Nel PD si parla molto di "nuovo" ma il rinnovamento di metodi e persone stenta a decollare. Il "porcellum" (la legge elettorale scritta da Calderoli per rendere ingovernabile il Paese in vista della sconfitta elettorale), mettendo tutto in mano alle segreterie di partito, renderebbe doveroso fare un minimo di primarie. Ma le liste (bloccate) vanno consegnate tra 2 settimane, quindi sembra che la migliore delle ipotesi sia una consultazione dei circoli territoriali (che al momento sostituiscono le ex sezioni di partito), a inizio marzo, un po' meno condivisibili eventuali "mini-primarie" in cui votino gli eletti del 14 ottobre scorso (le primarie "di Veltroni"), cioè i delegati delle assemblee regionali. I quali non sono votati per scegliere i deputati, ma per nominare i segretari e redigere gli Statuti.


A maggior ragione in tale contesto, mi lascia perplesso la scelta del PD di mettere capolista al nord Matteo Colaninno. Presidente dei giovani industriali italiani, ma soprattutto figlio di "quel" Colaninno, uno dei "primi" furbetti del quartierino. Difficile pensare che Matteo si sia fatto da solo, senza giovarsi delle plusvalenze "guadagnate" dal padre, appoggiato da D'Alema & C.
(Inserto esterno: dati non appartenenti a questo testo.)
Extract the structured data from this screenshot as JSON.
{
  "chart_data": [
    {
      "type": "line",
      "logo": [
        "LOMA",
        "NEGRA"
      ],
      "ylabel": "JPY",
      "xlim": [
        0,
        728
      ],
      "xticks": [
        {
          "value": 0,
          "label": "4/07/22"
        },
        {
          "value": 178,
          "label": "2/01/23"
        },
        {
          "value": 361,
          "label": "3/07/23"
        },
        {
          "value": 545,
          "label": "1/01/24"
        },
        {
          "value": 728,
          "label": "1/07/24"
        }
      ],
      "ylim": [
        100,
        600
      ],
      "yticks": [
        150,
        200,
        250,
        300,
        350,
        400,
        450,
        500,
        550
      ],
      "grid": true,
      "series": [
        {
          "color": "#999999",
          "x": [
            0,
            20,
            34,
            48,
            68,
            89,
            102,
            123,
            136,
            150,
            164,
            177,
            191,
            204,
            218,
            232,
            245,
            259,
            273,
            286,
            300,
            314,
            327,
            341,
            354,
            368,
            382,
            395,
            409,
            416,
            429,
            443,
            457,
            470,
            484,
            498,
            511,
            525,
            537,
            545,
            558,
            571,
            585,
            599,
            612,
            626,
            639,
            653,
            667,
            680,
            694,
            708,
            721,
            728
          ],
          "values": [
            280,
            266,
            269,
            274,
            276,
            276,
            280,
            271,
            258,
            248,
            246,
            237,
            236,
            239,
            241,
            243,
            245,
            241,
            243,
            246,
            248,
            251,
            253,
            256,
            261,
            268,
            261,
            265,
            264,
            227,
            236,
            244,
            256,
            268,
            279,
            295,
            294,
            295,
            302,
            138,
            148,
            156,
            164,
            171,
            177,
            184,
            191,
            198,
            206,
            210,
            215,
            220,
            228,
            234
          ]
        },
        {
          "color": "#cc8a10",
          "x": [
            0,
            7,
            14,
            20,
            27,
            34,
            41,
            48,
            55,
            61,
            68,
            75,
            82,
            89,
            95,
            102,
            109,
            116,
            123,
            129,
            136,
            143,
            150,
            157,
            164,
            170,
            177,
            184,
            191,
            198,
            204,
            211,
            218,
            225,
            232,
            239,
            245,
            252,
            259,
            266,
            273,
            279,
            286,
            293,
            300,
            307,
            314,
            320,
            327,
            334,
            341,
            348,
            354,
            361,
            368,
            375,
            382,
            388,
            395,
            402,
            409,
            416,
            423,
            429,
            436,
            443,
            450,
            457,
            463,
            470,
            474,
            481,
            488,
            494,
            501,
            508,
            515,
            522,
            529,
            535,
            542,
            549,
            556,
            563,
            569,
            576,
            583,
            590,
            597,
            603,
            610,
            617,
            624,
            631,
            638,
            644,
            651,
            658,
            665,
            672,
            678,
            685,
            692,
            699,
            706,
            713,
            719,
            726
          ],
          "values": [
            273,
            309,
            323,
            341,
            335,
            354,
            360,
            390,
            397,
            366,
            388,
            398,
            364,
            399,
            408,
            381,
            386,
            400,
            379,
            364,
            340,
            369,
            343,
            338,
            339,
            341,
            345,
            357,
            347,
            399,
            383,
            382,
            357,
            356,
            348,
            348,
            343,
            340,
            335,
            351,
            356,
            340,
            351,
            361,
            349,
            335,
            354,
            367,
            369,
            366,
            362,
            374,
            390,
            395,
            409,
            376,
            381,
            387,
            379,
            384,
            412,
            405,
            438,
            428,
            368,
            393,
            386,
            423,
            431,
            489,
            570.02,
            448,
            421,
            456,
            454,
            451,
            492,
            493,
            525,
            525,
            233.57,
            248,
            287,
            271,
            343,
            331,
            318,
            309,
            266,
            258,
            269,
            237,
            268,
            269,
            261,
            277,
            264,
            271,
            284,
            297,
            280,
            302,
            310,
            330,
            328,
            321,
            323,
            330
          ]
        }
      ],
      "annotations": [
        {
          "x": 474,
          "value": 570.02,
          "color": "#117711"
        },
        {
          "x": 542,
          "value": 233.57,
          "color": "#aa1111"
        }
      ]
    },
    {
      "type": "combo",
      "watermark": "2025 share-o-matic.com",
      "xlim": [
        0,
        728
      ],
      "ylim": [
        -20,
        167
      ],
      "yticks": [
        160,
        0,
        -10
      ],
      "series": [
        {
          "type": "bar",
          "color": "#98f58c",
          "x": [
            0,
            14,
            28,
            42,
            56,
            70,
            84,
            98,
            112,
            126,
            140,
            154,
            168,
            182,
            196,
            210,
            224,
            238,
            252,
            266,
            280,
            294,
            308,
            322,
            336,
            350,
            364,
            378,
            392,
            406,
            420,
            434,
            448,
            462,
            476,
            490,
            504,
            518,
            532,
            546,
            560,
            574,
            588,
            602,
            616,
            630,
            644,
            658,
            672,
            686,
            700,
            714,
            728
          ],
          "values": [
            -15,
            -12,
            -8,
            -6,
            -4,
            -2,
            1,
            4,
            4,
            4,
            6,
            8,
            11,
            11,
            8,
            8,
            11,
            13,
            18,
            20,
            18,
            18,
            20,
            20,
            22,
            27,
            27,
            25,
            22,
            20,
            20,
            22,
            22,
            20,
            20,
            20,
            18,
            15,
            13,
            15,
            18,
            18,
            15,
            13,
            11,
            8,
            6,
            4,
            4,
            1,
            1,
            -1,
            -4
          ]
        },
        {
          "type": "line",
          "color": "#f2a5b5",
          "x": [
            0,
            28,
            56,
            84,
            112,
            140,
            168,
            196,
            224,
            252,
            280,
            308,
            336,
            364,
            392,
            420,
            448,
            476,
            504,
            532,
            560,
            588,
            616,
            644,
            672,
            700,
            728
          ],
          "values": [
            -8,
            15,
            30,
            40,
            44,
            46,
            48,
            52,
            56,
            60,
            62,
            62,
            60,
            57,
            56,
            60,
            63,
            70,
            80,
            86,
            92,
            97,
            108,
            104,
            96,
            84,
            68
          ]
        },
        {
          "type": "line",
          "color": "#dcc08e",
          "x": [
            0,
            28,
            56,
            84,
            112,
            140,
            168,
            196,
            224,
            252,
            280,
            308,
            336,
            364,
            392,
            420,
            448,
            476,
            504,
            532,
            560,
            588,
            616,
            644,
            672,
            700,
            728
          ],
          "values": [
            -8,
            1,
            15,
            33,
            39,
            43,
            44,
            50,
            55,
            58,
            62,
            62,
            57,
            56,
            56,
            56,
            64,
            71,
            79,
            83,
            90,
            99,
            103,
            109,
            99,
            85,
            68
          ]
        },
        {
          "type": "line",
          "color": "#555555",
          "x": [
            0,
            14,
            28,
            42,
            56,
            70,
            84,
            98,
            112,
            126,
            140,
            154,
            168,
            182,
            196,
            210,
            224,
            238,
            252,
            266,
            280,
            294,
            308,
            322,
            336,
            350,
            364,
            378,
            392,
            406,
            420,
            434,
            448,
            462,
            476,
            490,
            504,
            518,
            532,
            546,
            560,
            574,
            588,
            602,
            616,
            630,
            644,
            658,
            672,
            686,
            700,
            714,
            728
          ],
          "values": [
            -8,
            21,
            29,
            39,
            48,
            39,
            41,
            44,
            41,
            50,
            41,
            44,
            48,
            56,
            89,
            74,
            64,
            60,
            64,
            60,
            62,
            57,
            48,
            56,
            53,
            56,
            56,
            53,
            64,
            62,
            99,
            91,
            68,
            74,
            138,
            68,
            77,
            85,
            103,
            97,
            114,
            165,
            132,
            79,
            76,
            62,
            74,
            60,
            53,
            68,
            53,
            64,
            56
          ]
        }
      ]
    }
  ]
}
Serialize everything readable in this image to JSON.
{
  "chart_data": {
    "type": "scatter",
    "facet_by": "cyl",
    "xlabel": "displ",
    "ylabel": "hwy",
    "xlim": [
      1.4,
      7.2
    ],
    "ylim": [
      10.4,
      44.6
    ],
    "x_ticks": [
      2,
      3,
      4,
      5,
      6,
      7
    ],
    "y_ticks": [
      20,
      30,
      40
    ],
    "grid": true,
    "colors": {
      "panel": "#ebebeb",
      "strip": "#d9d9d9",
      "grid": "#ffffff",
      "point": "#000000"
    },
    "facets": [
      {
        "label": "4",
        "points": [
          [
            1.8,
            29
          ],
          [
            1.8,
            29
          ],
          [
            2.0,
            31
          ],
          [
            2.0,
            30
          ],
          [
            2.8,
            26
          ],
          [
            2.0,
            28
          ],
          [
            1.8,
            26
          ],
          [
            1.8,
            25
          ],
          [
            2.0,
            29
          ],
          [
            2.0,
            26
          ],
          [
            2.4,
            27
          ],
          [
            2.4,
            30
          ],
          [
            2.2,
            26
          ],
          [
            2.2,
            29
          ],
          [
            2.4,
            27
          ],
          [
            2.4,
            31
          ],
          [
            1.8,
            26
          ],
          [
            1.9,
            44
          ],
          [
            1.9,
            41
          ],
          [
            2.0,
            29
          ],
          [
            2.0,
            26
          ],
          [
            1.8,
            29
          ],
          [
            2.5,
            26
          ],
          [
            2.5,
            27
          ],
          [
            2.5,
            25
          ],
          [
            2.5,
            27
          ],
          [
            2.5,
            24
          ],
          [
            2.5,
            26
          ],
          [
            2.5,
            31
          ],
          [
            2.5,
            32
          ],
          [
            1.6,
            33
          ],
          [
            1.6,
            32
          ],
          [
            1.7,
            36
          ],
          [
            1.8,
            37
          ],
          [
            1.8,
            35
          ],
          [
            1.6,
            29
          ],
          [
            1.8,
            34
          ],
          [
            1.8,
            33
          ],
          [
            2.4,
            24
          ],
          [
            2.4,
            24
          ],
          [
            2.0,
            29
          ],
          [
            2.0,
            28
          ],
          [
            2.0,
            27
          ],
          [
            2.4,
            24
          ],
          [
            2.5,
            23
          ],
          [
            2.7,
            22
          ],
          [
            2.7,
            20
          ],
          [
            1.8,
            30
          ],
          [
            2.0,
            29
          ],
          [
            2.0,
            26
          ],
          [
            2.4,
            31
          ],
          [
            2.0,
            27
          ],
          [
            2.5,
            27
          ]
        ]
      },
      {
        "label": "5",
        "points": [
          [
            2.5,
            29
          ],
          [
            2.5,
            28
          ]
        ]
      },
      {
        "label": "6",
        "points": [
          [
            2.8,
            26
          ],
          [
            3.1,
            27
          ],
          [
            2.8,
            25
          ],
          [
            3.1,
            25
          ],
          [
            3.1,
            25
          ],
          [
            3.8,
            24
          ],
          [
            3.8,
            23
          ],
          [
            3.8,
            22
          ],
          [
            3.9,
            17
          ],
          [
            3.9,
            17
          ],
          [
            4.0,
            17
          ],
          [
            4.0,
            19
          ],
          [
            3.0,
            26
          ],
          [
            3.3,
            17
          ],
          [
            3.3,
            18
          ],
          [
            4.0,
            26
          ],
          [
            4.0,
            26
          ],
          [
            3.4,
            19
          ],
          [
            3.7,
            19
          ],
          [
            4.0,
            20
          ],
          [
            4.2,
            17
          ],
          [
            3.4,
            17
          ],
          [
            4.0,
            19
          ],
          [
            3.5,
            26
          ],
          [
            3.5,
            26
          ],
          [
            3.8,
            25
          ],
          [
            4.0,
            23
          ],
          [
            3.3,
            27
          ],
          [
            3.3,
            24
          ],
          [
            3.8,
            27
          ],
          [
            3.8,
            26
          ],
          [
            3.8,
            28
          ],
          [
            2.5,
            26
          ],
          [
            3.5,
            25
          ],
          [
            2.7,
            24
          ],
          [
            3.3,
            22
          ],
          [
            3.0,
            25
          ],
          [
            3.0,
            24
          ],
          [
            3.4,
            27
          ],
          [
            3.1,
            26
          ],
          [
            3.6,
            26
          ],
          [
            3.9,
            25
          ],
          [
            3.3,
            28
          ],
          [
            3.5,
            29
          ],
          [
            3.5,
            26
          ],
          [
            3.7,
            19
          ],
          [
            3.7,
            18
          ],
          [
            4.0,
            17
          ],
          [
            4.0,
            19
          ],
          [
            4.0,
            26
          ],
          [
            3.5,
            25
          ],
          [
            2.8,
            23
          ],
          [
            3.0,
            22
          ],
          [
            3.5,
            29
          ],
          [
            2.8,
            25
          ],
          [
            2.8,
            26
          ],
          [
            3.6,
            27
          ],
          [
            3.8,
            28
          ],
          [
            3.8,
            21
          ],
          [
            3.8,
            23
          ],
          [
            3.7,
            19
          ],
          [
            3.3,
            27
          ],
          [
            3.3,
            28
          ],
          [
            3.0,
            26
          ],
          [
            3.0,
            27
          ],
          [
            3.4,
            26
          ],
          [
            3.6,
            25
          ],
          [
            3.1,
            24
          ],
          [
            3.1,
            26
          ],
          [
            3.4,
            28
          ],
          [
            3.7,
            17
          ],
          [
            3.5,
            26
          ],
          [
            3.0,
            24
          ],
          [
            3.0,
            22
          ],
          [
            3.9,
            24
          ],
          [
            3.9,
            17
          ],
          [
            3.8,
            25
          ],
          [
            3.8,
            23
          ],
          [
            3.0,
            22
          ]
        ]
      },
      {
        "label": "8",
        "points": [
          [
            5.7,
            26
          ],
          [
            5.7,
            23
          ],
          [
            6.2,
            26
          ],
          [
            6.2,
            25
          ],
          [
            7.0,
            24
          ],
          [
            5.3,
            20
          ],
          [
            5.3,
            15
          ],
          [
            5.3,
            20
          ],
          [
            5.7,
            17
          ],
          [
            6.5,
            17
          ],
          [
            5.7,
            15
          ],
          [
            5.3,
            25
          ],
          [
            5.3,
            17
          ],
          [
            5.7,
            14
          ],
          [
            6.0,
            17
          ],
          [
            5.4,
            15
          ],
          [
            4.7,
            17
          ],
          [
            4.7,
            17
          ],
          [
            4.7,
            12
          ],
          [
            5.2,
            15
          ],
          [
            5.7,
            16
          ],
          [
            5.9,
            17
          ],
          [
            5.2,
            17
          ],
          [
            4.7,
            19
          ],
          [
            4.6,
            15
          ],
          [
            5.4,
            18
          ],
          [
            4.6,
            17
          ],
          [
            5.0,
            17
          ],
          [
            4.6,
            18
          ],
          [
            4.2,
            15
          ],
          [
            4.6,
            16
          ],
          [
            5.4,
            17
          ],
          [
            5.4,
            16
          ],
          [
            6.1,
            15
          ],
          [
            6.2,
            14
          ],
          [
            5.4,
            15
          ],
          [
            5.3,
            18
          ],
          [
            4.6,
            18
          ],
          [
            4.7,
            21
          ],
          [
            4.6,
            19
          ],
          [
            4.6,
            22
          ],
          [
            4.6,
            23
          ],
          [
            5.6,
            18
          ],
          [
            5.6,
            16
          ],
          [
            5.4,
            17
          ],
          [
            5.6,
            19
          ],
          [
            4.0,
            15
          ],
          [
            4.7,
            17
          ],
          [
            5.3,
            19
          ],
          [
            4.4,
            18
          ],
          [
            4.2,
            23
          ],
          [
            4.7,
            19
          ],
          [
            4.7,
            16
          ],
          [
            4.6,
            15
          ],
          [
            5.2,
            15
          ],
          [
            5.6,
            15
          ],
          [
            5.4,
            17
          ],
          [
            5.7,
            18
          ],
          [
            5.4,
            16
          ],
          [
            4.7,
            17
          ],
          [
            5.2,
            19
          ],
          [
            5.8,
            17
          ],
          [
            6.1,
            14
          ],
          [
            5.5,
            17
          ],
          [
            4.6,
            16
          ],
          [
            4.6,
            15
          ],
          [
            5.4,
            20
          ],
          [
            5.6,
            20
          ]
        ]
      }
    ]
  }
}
Non che candidare gli industriali di per sè sia sbagliato. Anzi, sembra più sensato rispetto alla ricerca di consenso tramite personaggi noti ma non necessariamente politici competenti, come il bravissimo attore Neri Marcorè, chiamati - presumibilmente - per sfruttarne la notorietà in altri campi.
Si cerca di piacere un po' a tutti, industria, moderati, indecisi della Cdl... In tempi di campagna elettorale, per giunta con uno svantaggio da colmare, le strategie efficaci sono bene accette, se si rispettano alcune condizioni: non ci si svenda, si resti credibili, si mantenga più integrità morale rispetto a chi è sceso in campo per salvare le aziende e non andare in galera, non si pieghino programmi, obiettivi e politica alla ricerca di qualche voto in più. Come ho già avuto modo di scrivere, il pretesto di dover battere Berlusconi non giustifica l'uso di qualsiasi mezzo, meno ancora quello di adottare gli stessi comportamenti contestati agli altri.
E bisogna chiedersi se davvero la strategia è efficace. In questo caso sembra di si. Probabilmente sono state considerate, oltre all'utilità dell'appoggio degli industriali, la memoria corta degli elettori e la tendenza a votare la persona o il cognome noto, aldilà dei meriti e dei demeriti.